De mens onderscheidt zich op allerlei manieren van het dier. Hij is mondig, redelijk, zelfbewust en heeft een vrije wil. Kortom, hij heeft een unieke waardigheid. Met de voortschrijdende darwinisering van mens- en wereldbeeld ligt dit denkbeeld echter steeds meer onder vuur, en dat staat op gespannen voet met de grondbeginselen van rechtsstaat en rechtspraak.

 

Er is iets fundamenteel mis met de manier waarop mensen andere diersoorten behandelen. Dat betogen zowel Lori Gruen als Marc Bekoff in onlangs verschenen werk. Een schrijnend voorbeeld is de exploitatie van de Aziatische zwarte beer, Ursus thibetanus, ook wel maan- of kraagbeer genoemd. Duizenden individuen worden in Oost-Azië gehouden om hun galzuur, van oudsher een gewild medicijn. Ze blijven tot dertig jaar lang permanent opgesloten in kleine kooien waarin ze geen kant opkunnen. Hun galzuur wordt op een pijnlijke manier afgetapt, periodiek of permanent, met katheters of via een gat in de buik. Wilde exemplaren van deze met uitsterven bedreigde soort doodt men om hun galblaas.

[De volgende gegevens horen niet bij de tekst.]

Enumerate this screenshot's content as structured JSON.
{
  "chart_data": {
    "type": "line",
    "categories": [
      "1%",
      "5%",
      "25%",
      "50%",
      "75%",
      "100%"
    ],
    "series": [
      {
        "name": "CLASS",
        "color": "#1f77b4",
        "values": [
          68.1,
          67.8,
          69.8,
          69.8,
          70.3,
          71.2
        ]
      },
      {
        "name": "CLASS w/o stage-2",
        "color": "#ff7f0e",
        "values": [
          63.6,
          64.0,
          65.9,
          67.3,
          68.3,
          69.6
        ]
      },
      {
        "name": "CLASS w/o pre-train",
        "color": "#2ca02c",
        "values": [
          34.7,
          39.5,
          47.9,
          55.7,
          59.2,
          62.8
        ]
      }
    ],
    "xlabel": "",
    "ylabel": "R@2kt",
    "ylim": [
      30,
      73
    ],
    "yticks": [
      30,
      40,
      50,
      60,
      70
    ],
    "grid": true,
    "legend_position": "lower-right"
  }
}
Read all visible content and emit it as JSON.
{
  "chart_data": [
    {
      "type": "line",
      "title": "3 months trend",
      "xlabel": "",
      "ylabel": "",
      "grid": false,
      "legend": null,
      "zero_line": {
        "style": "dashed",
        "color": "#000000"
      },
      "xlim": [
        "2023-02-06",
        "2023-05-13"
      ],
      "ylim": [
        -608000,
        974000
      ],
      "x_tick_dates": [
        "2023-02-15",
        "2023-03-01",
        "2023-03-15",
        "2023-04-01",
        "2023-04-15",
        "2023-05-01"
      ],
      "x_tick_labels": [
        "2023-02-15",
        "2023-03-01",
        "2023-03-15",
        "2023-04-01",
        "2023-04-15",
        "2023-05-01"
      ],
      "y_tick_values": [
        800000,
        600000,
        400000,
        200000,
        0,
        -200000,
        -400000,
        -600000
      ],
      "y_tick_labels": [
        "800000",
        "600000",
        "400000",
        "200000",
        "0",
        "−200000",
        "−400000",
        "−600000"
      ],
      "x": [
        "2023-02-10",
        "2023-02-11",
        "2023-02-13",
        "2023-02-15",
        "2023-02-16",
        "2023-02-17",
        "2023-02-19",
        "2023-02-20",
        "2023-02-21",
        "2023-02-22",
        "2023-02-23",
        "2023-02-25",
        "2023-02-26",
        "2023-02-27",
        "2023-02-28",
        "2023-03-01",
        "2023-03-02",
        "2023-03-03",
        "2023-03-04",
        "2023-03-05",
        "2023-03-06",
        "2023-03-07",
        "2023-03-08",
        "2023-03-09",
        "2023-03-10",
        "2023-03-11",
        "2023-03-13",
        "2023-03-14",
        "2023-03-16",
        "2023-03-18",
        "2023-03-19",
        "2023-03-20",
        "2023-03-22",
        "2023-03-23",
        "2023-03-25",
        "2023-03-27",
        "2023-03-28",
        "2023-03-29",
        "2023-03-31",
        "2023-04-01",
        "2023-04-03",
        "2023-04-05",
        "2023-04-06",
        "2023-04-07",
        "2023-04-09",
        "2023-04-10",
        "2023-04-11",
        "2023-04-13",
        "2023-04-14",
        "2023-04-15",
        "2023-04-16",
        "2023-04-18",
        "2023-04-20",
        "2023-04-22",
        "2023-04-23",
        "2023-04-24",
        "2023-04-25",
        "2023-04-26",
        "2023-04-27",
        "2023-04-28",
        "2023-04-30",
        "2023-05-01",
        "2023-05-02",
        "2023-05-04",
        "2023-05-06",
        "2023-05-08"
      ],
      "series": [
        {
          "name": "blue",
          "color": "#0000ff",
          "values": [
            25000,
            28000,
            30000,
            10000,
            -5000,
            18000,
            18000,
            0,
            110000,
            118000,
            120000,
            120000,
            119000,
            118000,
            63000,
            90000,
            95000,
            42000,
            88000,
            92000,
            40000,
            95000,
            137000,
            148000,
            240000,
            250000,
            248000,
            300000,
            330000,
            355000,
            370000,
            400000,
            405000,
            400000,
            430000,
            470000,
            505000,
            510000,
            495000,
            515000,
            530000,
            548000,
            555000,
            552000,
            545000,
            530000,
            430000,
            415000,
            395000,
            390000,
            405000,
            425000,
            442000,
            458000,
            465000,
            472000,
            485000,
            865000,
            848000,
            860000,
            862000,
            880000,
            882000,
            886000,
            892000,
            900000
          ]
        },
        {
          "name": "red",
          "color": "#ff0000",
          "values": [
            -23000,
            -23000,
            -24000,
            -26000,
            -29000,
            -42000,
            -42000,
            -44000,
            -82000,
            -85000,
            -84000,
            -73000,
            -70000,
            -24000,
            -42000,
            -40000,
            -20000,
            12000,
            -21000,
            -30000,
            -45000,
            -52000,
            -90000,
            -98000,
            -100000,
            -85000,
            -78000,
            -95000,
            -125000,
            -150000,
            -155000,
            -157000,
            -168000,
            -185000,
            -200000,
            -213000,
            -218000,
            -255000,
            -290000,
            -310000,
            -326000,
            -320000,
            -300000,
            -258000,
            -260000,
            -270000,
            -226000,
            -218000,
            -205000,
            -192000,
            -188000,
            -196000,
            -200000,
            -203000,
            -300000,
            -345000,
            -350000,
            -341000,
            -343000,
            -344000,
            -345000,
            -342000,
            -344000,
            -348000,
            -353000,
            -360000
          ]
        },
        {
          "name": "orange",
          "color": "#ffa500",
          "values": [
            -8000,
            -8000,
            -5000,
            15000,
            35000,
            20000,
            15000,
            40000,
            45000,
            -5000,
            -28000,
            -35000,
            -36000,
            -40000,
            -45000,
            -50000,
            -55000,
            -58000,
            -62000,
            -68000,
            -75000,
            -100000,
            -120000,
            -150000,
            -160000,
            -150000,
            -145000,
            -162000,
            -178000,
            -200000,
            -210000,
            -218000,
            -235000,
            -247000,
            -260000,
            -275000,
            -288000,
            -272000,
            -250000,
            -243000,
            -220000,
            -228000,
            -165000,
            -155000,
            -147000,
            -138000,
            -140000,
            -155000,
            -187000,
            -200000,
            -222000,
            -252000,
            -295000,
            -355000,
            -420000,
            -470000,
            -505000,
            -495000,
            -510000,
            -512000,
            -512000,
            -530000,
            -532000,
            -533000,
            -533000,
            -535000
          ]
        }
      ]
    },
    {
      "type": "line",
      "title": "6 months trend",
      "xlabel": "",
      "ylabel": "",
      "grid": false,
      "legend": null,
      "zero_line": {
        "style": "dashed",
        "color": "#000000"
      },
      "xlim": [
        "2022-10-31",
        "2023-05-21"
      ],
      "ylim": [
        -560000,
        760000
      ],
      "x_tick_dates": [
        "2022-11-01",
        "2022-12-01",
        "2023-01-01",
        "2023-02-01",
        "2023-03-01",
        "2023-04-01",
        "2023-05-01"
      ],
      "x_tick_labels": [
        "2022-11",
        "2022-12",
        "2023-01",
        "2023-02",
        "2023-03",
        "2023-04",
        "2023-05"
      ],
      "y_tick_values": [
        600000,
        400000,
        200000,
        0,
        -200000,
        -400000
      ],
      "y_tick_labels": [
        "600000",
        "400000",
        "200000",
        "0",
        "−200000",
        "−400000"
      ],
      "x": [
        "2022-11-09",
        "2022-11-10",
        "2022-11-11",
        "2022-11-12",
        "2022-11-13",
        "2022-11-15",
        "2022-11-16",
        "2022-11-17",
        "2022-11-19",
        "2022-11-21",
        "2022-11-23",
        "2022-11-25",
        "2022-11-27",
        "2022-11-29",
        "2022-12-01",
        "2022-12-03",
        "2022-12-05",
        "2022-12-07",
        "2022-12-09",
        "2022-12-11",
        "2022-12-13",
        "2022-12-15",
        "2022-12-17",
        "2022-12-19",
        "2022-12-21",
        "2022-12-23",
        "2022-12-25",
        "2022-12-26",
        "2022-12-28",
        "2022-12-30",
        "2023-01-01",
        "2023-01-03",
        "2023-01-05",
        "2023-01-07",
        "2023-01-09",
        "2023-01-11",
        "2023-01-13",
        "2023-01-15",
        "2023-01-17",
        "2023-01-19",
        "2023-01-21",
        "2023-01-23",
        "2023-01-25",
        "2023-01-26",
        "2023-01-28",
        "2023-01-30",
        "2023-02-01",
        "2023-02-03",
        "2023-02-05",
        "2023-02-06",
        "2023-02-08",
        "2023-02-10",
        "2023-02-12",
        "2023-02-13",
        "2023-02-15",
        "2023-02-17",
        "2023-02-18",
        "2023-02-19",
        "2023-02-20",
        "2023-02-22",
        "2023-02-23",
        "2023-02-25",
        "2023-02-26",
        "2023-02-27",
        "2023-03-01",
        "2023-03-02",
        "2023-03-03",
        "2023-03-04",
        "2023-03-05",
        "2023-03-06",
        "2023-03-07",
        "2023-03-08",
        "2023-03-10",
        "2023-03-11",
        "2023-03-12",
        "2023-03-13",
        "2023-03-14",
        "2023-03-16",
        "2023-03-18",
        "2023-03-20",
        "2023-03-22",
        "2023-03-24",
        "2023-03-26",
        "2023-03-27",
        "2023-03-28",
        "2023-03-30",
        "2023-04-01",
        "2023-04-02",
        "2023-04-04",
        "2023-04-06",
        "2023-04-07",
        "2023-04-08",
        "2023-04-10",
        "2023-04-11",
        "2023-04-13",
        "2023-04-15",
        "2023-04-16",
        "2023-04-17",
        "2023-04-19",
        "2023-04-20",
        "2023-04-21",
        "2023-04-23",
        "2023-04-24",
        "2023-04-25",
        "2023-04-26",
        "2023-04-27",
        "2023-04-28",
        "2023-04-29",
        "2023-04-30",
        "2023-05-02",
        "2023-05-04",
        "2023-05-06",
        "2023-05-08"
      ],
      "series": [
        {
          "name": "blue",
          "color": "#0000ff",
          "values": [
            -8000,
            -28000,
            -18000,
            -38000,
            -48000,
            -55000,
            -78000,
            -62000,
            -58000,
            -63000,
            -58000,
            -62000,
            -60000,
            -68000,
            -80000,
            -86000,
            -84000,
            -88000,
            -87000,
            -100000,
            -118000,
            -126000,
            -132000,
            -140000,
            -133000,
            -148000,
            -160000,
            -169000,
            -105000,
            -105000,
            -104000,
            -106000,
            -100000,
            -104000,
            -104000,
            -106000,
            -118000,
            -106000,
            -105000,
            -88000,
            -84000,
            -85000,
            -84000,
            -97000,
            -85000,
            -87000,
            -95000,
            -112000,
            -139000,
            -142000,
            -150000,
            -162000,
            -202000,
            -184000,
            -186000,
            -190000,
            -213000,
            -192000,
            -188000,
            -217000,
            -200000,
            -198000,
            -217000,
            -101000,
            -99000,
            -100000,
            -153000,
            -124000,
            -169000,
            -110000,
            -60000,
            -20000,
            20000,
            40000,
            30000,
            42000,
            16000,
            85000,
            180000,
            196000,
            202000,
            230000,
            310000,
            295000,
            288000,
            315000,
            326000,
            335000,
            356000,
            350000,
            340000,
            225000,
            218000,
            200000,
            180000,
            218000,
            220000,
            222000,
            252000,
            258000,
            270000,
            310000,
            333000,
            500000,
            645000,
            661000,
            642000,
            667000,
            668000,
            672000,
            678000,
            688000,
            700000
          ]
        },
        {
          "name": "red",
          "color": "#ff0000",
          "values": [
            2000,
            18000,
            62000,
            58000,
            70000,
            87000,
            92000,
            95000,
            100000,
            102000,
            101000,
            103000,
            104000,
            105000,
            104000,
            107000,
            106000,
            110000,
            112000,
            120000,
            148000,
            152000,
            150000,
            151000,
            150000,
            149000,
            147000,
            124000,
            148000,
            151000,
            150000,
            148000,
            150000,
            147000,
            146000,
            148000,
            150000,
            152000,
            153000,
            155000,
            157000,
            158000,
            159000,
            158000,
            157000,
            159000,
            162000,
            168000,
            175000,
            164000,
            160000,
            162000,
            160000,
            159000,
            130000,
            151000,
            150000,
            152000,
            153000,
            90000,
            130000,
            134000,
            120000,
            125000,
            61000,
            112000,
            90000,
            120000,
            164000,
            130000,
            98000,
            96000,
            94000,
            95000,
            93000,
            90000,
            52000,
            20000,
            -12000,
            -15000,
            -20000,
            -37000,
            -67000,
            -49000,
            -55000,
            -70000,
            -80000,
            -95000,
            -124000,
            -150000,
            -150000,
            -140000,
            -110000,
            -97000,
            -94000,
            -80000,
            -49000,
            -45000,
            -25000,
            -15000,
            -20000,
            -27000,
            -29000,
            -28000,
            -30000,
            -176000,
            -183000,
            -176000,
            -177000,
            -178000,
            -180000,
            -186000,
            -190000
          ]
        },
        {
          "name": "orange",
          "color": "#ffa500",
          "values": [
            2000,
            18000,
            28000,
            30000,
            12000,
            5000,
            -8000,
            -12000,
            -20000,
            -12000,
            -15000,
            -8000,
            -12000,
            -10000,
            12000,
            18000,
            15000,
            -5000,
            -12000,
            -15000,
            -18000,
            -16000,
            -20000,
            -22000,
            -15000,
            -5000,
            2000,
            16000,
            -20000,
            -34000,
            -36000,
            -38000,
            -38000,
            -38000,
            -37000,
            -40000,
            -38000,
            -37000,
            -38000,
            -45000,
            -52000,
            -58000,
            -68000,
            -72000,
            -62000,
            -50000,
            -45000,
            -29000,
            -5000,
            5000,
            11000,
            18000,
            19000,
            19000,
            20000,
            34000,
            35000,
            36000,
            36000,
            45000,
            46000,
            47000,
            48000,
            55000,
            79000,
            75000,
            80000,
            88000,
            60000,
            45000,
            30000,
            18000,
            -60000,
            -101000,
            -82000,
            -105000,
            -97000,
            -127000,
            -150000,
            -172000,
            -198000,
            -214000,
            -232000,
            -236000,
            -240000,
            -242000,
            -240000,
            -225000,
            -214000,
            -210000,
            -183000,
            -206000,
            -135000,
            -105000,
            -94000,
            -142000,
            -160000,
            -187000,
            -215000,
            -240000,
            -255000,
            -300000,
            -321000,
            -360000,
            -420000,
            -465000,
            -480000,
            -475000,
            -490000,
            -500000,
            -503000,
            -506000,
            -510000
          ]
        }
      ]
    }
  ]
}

In tal van anekdotes in deze twee boeken komen dieren als individu naar voren. Zo beschrijft Gruen het leven van Shirley, een vrouwelijke Sumatraanse olifant, op vijfjarige leeftijd gevangen in 1953. Ze moest tot 1977 optreden in een circus. Na een verwonding werd ze arbeidsongeschikt en leefde ze nog ruim twintig jaar in een dierentuin – zonder soortgenoten, maar in hechte vriendschap met een oppasser. Met soortgenoten herenigd werd ze pas in 1999 in de uitgestrekte Elephant Sanctuary in Hohenwald, Tennessee. Daar leeft Shirley, nu in de zestig, nog steeds. Emotioneel, dramatisch zelfs, was haar weerzien, na 22 jaar, aldaar met een ander vrouwtje dat ze als jong had meegemaakt in het circus. Vanaf de eerste minuut waren ze onafscheidelijk.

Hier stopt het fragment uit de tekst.